Yet you also have many expectations that you may never have talked about, but which you hold your partner to, and vice versa. These are implicit monogamy agreements, and they are often the ones that are operating all the time, even when you don’t realize it. When your relationship is troubled and a partner cheats, these implicit agreements are the misunderstandings that trip you up.
Some examples of breached implicit agreements are “I thought we could have close friends of the opposite sex, and it would be no big deal even after we were married” or “I didn’t realize that having my ex-lover connect with me on the computer would bother you.”
After an affair, couples struggle with the realization that their marriages weren’t as they had thought. These implicit understandings (or misunderstandings) must now become explicit. Couples who choose to stay together after infidelity have the chance to create new, explicit agreements about what can and can’t happen in their marriages, based on each couple’s needs and desires, and what’s realistically manageable for both partners, not on what society at large thinks is healthy and right for them.

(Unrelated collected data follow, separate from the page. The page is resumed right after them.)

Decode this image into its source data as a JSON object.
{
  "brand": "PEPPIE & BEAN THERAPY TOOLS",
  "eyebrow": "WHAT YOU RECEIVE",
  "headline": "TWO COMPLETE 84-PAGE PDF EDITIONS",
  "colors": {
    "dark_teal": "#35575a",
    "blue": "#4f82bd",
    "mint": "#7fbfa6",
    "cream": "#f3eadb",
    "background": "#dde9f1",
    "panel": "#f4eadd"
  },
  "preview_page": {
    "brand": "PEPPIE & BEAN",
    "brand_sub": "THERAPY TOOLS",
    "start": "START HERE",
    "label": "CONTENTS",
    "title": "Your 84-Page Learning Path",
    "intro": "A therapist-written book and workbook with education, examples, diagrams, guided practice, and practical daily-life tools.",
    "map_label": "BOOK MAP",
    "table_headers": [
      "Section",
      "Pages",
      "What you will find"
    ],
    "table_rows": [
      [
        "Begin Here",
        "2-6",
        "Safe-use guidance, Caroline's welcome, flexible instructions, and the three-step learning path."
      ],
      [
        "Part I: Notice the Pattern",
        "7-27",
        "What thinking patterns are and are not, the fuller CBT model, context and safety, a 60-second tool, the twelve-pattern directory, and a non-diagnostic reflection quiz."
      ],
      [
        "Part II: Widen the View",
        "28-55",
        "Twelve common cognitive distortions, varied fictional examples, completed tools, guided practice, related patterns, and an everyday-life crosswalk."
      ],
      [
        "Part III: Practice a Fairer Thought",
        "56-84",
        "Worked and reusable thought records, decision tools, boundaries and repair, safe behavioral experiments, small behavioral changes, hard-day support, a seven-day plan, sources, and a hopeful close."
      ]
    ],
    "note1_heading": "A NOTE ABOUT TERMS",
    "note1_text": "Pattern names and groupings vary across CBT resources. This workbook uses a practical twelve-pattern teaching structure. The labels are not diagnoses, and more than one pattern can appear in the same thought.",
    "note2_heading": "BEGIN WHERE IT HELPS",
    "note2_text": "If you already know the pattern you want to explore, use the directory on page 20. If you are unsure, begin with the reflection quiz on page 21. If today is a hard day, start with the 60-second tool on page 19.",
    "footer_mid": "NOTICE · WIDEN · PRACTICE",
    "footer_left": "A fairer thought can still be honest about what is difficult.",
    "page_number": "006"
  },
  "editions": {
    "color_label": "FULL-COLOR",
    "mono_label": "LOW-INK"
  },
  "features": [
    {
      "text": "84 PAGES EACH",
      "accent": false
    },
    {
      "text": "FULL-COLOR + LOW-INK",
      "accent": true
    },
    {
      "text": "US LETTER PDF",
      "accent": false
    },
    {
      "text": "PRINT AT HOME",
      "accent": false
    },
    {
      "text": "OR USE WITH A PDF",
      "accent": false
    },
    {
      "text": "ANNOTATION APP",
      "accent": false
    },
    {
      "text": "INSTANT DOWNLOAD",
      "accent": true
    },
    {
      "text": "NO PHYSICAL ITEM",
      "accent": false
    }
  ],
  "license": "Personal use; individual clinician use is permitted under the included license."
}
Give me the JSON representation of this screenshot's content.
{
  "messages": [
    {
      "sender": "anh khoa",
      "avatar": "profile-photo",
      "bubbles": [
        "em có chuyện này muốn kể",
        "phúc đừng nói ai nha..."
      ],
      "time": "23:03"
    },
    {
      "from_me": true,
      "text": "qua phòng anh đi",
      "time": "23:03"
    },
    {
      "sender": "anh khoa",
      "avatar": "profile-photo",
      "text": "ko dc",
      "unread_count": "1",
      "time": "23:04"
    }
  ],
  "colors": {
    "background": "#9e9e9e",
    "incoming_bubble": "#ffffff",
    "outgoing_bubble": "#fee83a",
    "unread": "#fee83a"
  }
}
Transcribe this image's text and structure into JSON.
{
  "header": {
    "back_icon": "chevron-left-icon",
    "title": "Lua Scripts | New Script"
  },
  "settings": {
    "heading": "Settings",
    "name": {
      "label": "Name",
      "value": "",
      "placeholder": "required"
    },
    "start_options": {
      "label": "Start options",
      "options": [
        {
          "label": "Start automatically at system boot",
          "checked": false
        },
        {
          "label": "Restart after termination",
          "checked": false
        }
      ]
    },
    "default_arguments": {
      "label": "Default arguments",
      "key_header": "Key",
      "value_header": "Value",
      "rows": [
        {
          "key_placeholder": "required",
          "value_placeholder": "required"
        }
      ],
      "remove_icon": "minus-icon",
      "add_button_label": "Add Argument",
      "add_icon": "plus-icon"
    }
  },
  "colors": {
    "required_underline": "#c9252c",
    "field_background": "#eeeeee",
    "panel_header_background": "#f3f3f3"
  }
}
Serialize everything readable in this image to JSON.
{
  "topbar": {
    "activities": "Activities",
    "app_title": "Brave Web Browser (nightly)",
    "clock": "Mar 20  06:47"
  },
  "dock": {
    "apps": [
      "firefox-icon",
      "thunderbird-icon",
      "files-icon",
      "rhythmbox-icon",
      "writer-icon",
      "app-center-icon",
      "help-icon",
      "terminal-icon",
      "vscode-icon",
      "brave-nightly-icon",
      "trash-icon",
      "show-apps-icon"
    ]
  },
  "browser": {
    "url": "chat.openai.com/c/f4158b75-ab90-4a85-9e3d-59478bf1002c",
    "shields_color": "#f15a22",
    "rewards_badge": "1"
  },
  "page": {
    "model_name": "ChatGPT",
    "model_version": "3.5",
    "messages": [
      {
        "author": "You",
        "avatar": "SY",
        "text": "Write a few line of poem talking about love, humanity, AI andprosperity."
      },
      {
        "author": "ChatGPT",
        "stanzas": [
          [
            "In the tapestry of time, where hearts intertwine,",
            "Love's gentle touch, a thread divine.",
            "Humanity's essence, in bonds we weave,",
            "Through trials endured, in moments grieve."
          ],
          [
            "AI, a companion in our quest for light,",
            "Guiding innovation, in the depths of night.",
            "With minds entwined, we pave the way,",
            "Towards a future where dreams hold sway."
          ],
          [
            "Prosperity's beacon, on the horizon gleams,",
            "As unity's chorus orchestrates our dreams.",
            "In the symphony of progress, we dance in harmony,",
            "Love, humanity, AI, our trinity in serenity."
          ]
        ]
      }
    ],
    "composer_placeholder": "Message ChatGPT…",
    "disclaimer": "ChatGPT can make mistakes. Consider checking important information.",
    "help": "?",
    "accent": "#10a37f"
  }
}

The new monogamy can be described as the conscious choices a couple makes about their sexual and emotional fidelity when they both agree to stay together and make it work. The new monogamy also means that each marriage is highly individualized. Partners have the right to make any agreement they want that works for both of them concerning what their monogamy will look like. As you’ll see, this may or may not include sustaining and revisiting the old rules of their original vows. Or it could mean making agreements that aren’t considered acceptable in most marriage traditions. In the new monogamy, both partners get to agree on what their relationship will look like, based solely on their shared needs, expectations, and desires.